- From: Danny Ayers <danny@panlanka.net>
- Date: Wed, 9 May 2001 20:20:56 +0600
- To: "RDF-Interest" <www-rdf-interest@w3.org>
Just came across this on the Computist's list : Intel has begun a Philanthropic Peer-to-Peer Program to tackle the largest scientific quandaries hindering humankind. Their first project is a distributed computing network (like SETI@Home) to evaluate molecules for fighting cancer-causing proteins.
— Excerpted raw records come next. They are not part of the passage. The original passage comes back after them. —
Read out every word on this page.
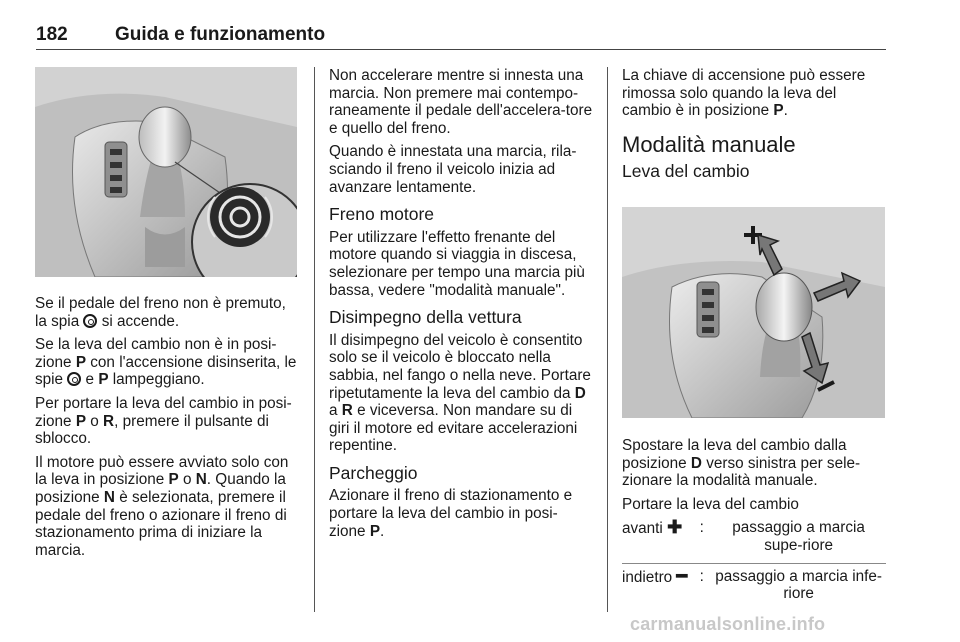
182 Guida e funzionamento

Se il pedale del freno non è premuto, la spia  si accende.

Se la leva del cambio non è in posi-zione P con l'accensione disinserita, le spie  e P lampeggiano.

Per portare la leva del cambio in posi-zione P o R, premere il pulsante di sblocco.

Il motore può essere avviato solo con la leva in posizione P o N. Quando la posizione N è selezionata, premere il pedale del freno o azionare il freno di stazionamento prima di iniziare la marcia.

Non accelerare mentre si innesta una marcia. Non premere mai contempo-raneamente il pedale dell'accelera-tore e quello del freno.

Quando è innestata una marcia, rila-sciando il freno il veicolo inizia ad avanzare lentamente.

Freno motore

Per utilizzare l'effetto frenante del motore quando si viaggia in discesa, selezionare per tempo una marcia più bassa, vedere "modalità manuale".

Disimpegno della vettura

Il disimpegno del veicolo è consentito solo se il veicolo è bloccato nella sabbia, nel fango o nella neve. Portare ripetutamente la leva del cambio da D a R e viceversa. Non mandare su di giri il motore ed evitare accelerazioni repentine.

Parcheggio

Azionare il freno di stazionamento e portare la leva del cambio in posi-zione P.

La chiave di accensione può essere rimossa solo quando la leva del cambio è in posizione P.

Modalità manuale
Leva del cambio

Spostare la leva del cambio dalla posizione D verso sinistra per sele-zionare la modalità manuale.

Portare la leva del cambio

avanti ✚	:	passaggio a marcia supe-riore
indietro ━ : passaggio a marcia infe-riore
carmanualsonline.info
An estimated 24M hours of number crunching could find a way to block four proteins involved in leukemia, saving 3-5 years over conventional research. Other diseases -- from Parkinson's to diabetes -- may be tackled later. Intel hopes 6M users will download the Windows client software from <http://www.intel.com/cure>. A Linux version is under development. <http://www.intel.com/pressroom/archive /releases/20010403corp.htm>. [Edupage, 04Apr01.] Is anyone actually working on the use of RDF in distributed number crunching? (e.g. something like the location of the peers and progress being tracked using RDF, with MathML used to pump around the actual data) It reminded me of something else : there's a description in 'Pro Jini' (Sing Li) of a compute server - something like a reasoning engine for the semantic web might sit very nicely on a network of these.